Buy the tools of the trade: pens, pencils, erasers, Bristol board, correction fluid, a light box, markers, watercolor paint, brushes, shading screens, a drawing desk, a scanner, and graphics software like Photoshop. Not all artists use all tools; more modern comic strip artists using computers don't usually use shading screens or paint for shading, for instance.
Keep a file full of magazine clippings and photos of people, places, animals and items that you may need as a reference if you need to draw them.
Doodle in order to develop a drawing style that suits you; the more unique, the better.
Practice drawing cartoon lettering by studying other comic strips.
Use your imagination to create characters and settings that are unique and will make your strip stand out from the pack. Draw from real life, but put your own twist on what you observe.
Focus on writing. Even if the strip looks great, no one will care if it's not funny. Successful strips like Dilbert don't feature great drawing but rather focus on strong writing and unique characters.
Think big.

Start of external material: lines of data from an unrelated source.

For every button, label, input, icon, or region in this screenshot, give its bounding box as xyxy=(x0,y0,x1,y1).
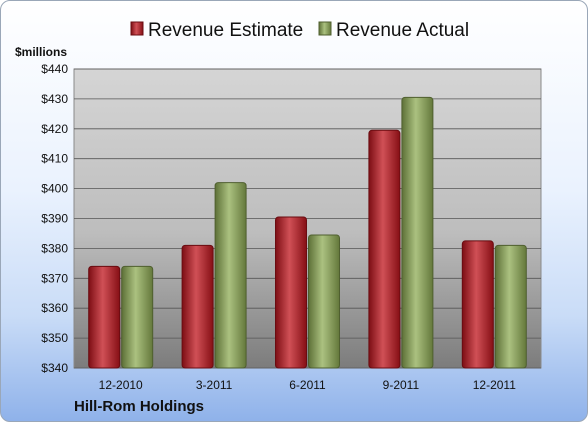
y-tick-label: $400 xyxy=(41,182,68,196)
legend-label: Revenue Estimate xyxy=(148,20,303,41)
legend-swatch xyxy=(318,21,332,36)
bar-estimate xyxy=(275,216,307,369)
y-tick-label: $350 xyxy=(41,331,68,345)
bar-actual xyxy=(401,96,434,369)
bar-actual xyxy=(214,182,247,369)
legend-swatch xyxy=(130,21,144,36)
bar-actual xyxy=(121,265,154,369)
y-axis-unit: $millions xyxy=(15,45,67,59)
y-tick-label: $420 xyxy=(41,122,68,136)
x-tick-label: 12-2011 xyxy=(473,378,516,392)
y-tick-label: $380 xyxy=(41,241,68,255)
bar-estimate xyxy=(181,244,214,369)
y-tick-label: $360 xyxy=(41,301,68,315)
x-tick-label: 6-2011 xyxy=(289,378,326,392)
bar-estimate xyxy=(368,129,401,369)
x-tick-label: 3-2011 xyxy=(196,378,233,392)
bar-actual xyxy=(494,244,527,369)
company-name: Hill-Rom Holdings xyxy=(74,398,204,415)
y-tick-label: $370 xyxy=(41,271,68,285)
y-tick-label: $410 xyxy=(41,152,68,166)
y-tick-label: $440 xyxy=(41,62,68,76)
bar-estimate xyxy=(88,265,121,369)
y-tick-label: $390 xyxy=(41,212,68,226)
legend-label: Revenue Actual xyxy=(336,20,469,41)
bar-estimate xyxy=(461,240,494,369)
x-tick-label: 12-2010 xyxy=(99,378,143,392)
y-tick-label: $430 xyxy=(41,92,68,106)
bar-actual xyxy=(308,234,340,369)
y-tick-label: $340 xyxy=(41,361,68,375)
x-tick-label: 9-2011 xyxy=(383,378,420,392)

Generate a ton of ideas for story lines even before you begin drawing, because a daily strip requires over 300 gags a year.
Carry a pen and paper with you at all times to jot down ideas that strike you as funny.
Experiment with different types of pens to find the thickness of stroke that works best for your drawings.
Set aside time to write and draw every day. It's the best way to hone your skills.
If you plan on presenting your comic strip on the Internet, create three of four weeks' worth of strips before you start publishing them so that you create a buffer in case you aren't able to draw a strip on some days. If you are planning on submitting your strip to a syndicate for publication in a newspaper, make sure your product is polished, and write to the syndicate to get guidelines for submissions.